PL-10 : Les mammouths
Adopté au petit matin le 6 février dernier à la suite de 15 heures de débat conclu par un bâillon, le projet de loi 10 est l’œuvre maîtresse du ministre de la Santé Gaétan Barrette. Intitulé Loi modifiant l’organisation et la gouvernance du réseau de la santé et des services sociaux notamment par l’abolition des agences régionales, le projet de loi prévoit, entre autres, l’abolition des agences régionales et la création des nouveaux centres intégrés de santé et de services sociaux (CISSS).
Pour le ministre, le PL-10 viendrait améliorer et simplifier l’accès aux soins et aux services grâce à l’abolition d’un palier « administratif » — les agences — et permettrait l’économie de 220 millions de dollars, sur un budget total d’environ 31 milliards de dollars. Ces compressions cadrent bien avec l’atteinte du déficit zéro, l’objectif ultime des libéraux. Selon ses prédictions, seulement 1300 cadres perdraient leur emploi au terme de l’exercice. En plus d’une diminution marquée du nombre de conseils d’administration, qui passent de 200 à une vingtaine, le projet de loi abolit la vaste majorité des CSSS.
Les critiques fusent de toutes parts. Pour la CSN, la FP-CSN et la FSSS-CSN, mais aussi pour l’ensemble des acteurs du réseau, les nouveaux CISSS et CIUSSS (centres intégrés universitaires de santé et de services sociaux), rebaptisés « structures mammouths », viendront alourdir et complexifier inutilement l’organisation et l’accès aux soins et aux services. La création des CISSS et des CIUSSS aura aussi pour effet de concentrer entre les mains de quelques personnes les prises de décisions ayant un effet sur l’ensemble du réseau. Plusieurs craignent l’accélération d’une approche hospitalo- centriste, déjà dominante, où l’hôpital gobe une trop grande part du budget des nouveaux CISSS, en particulier la part dévolue aux services sociaux (notons que tous les CISSS chapeautent au moins un centre hospitalier).
Mais une des critiques les plus virulentes à l’égard du PL-10 concerne les pouvoirs démesurés que s’octroie le ministre, du jamais vu ! En effet, Gaétan Barrette se donne un droit de regard sur la composition des conseils d’administration tout en se permettant une ingérence sans retenue sur la nomination des dirigeantes et des dirigeants des différents établissements.
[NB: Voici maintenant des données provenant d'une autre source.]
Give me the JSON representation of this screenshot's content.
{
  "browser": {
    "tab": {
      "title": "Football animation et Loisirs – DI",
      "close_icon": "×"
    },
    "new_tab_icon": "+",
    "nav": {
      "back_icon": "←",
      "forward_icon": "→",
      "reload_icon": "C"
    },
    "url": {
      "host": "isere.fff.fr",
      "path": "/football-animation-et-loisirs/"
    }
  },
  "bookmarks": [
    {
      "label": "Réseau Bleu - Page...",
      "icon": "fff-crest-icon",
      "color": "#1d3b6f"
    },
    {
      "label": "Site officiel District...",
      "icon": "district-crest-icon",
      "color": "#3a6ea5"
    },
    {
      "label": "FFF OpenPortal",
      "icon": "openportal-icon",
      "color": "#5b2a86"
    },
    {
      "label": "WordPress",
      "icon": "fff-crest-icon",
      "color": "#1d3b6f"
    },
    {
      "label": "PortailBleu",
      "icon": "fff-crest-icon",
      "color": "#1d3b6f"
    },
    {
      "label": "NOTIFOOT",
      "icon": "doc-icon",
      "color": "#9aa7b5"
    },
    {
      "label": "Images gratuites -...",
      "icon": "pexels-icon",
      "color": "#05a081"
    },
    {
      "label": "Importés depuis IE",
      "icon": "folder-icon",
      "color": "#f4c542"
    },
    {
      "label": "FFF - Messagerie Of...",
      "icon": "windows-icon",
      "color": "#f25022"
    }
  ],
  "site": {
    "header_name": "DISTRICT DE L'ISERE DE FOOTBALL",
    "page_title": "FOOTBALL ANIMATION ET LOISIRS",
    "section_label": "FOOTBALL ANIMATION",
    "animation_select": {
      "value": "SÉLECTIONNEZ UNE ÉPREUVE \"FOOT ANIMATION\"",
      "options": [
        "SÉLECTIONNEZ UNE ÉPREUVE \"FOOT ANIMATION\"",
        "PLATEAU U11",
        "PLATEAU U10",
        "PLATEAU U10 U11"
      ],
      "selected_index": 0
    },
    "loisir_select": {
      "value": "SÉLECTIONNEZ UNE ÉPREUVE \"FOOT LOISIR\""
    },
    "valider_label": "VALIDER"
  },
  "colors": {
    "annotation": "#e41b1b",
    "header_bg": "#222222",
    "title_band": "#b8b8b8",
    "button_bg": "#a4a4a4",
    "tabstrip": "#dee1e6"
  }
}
En pleine controverse au CHUM, où le ministre veut imposer son « homme » à la tête du département de chirurgie, les allégations d’abus de pouvoir sont légion.
PL-15 : L’austérité à son sommet
Le projet de loi 15, intitulé Loi sur la gestion et le contrôle des effectifs des ministères, des organismes et des réseaux du secteur public ainsi que des sociétés d’État, est déposé par Martin Coiteux, président du Conseil du trésor, en octobre 2014. Il est adopté deux mois plus tard, à la fin de la session. L’objectif est de contrôler la taille des effectifs des ministères, des organismes, des réseaux de la santé et de l’éducation, de même que des sociétés d’État. Les commissions scolaires, les cégeps et les composantes de l’Université du Québec, de même que la Caisse de dépôt et placement du Québec sont visés.
Le PL-15 se veut un outil législatif pour limiter de façon coercitive la croissance des effectifs de l’État, ce qui devrait permettre, selon Martin Coiteux, une économie de l’ordre d’un demi-milliard de dollars. À ce frein imposé à la croissance des effectifs s’ajoute un gel d’embauche dans le secteur public. L’austérité à son sommet, avec ses effets sur les services.
De façon unanime, les syndicats et les observateurs y voient une volonté d’augmenter le contrôle et l’emprise du gouvernement sur les sociétés d’État. En limitant sa croissance et en empêchant l’embauche, il ne fait aucun doute que le gouvernement souhaite en secret affaiblir l’État et le rôle privilégié qu’il joue au Québec depuis plus de 50 ans. Une fois les réseaux de la santé et des services sociaux, de l’éducation, mais aussi l’ensemble des sociétés d’État affaiblis, la porte s’ouvrira d’elle-même à la privatisation.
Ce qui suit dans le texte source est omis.